Back to that assumption. Two doors, two classes, and the marginals who are about to be excluded from the system. Don't pull out the violins just yet, it's just getting interesting.
Last word from a long-term marginal
Speaking as someone who’s lived on the margins for a good long while now, despite the chilling tone of the threats from our overlords and ladies, I’m prone to chuckle. Or perhaps I don't know whether to laugh or cry, because the world is so inside out and humans so prone to assumptions. Look, you aren’t going to go to hell or die without that cruddy system my friends! Take it from me, you’re going to live. And it might just be the best life you've known. You’re going to slow down, walk more. You’re going to watch sunrises and sunsets to make your heart burst. You’re going to eat clean home-grown food and feel healthy and vibrant and in your power. You’re going to discover a creativity and ingenuity you didn’t know you possessed. Heck you might even talk to your neighbours:) After that you’re going to hear the planet and see magic that will make you gasp. Your intuition will be heightened and you'll start creating magic too. There are worlds and worlds beyond the status quo, and many of them are heaven by comparison. I don’t deny initially the other door less convenient to pass through, but what in life of any value comes without effort? So for those feeling cornered now, hear it from a stubborn mud hag on a hill without hot water, a fridge, a washing machine, or a pension. This is a beautiful life. One of the best on planet Earth. I wouldn’t, nay couldn’t, live any other.

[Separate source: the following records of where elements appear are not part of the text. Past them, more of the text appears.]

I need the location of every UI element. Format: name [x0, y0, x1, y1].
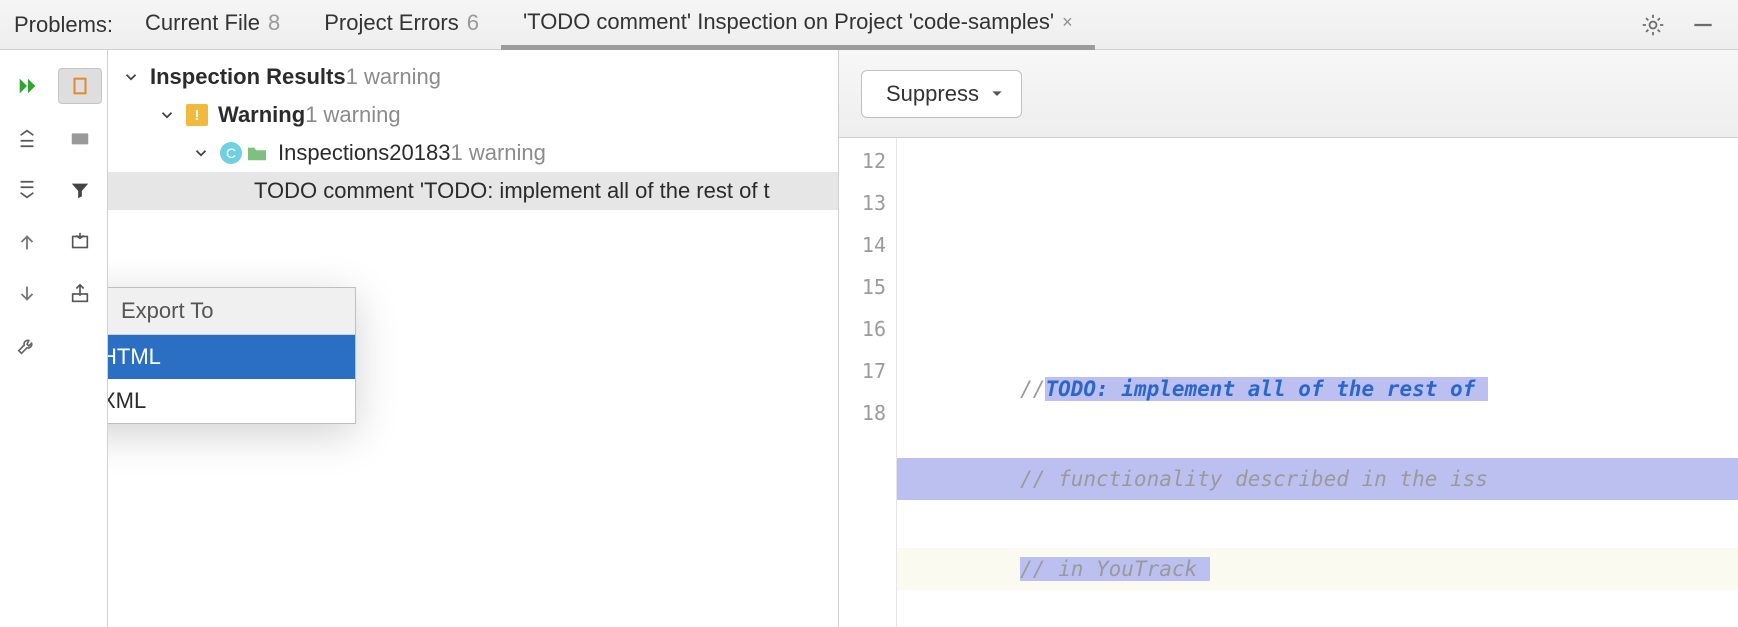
inspection-toolbar [0, 50, 108, 627]
class-icon: C [220, 142, 242, 164]
export-xml-item[interactable]: XML [108, 379, 355, 423]
file-label: Inspections20183 [278, 140, 450, 166]
folder-icon [246, 144, 268, 162]
rerun-icon[interactable] [5, 68, 49, 104]
chevron-down-icon [989, 86, 1005, 102]
highlight-icon[interactable] [58, 68, 102, 104]
prev-icon[interactable] [5, 224, 49, 260]
warning-icon [186, 104, 208, 126]
gear-icon[interactable] [1640, 12, 1666, 38]
tab-label: Project Errors [324, 10, 458, 36]
export-popup: Export To HTML XML [108, 287, 356, 424]
tab-inspection-results[interactable]: 'TODO comment' Inspection on Project 'co… [501, 0, 1095, 50]
package-icon[interactable] [58, 120, 102, 156]
show-in-frame-icon[interactable] [58, 224, 102, 260]
issue-text: TODO comment 'TODO: implement all of the… [254, 178, 770, 204]
suppress-bar: Suppress [839, 50, 1738, 138]
close-icon[interactable]: × [1062, 12, 1073, 33]
expand-all-icon[interactable] [5, 120, 49, 156]
chevron-down-icon[interactable] [192, 144, 210, 162]
suppress-button[interactable]: Suppress [861, 70, 1022, 118]
problems-label: Problems: [0, 12, 123, 38]
next-icon[interactable] [5, 276, 49, 312]
code-body: //TODO: implement all of the rest of // … [897, 138, 1738, 627]
chevron-down-icon[interactable] [158, 106, 176, 124]
warning-count: 1 warning [305, 102, 400, 128]
tree-file-node[interactable]: C Inspections20183 1 warning [108, 134, 838, 172]
code-editor[interactable]: 12 13 14 15 16 17 18 //TODO: implement a… [839, 138, 1738, 627]
popup-title: Export To [108, 288, 355, 334]
warning-label: Warning [218, 102, 305, 128]
suppress-label: Suppress [886, 81, 979, 107]
tree-root-label: Inspection Results [150, 64, 346, 90]
tree-root-count: 1 warning [346, 64, 441, 90]
filter-icon[interactable] [58, 172, 102, 208]
tree-root[interactable]: Inspection Results 1 warning [108, 58, 838, 96]
tab-current-file[interactable]: Current File 8 [123, 0, 302, 50]
wrench-icon[interactable] [5, 328, 49, 364]
tree-warning-node[interactable]: Warning 1 warning [108, 96, 838, 134]
export-html-item[interactable]: HTML [108, 335, 355, 379]
code-preview-panel: Suppress 12 13 14 15 16 17 18 //TODO: im… [838, 50, 1738, 627]
problems-toolbar: Problems: Current File 8 Project Errors … [0, 0, 1738, 50]
inspection-tree: Inspection Results 1 warning Warning 1 w… [108, 50, 838, 627]
minimize-icon[interactable] [1690, 12, 1716, 38]
export-icon[interactable] [58, 276, 102, 312]
tree-issue-item[interactable]: TODO comment 'TODO: implement all of the… [108, 172, 838, 210]
tab-project-errors[interactable]: Project Errors 6 [302, 0, 501, 50]
gutter: 12 13 14 15 16 17 18 [839, 138, 897, 627]
tab-count: 6 [467, 10, 479, 36]
tab-label: Current File [145, 10, 260, 36]
tab-label: 'TODO comment' Inspection on Project 'co… [523, 9, 1054, 35]
collapse-all-icon[interactable] [5, 172, 49, 208]
chevron-down-icon[interactable] [122, 68, 140, 86]
tab-count: 8 [268, 10, 280, 36]
file-count: 1 warning [450, 140, 545, 166]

Don't be so sure that first door is going to the promised land or the other door to hell. No. Don't be so sure.
*Lest someone still thinks this is about left/right politics and all about left-leaning democrats, just pointing out that at the time of writing, Australia is possibly the most segregated place on the planet and it's governed by a right winger, the UK has Britain's answer to Donald Trump bringing in digital passports, and over in Austria which has just locked down a third of its population, we have the good old Christian Democrats.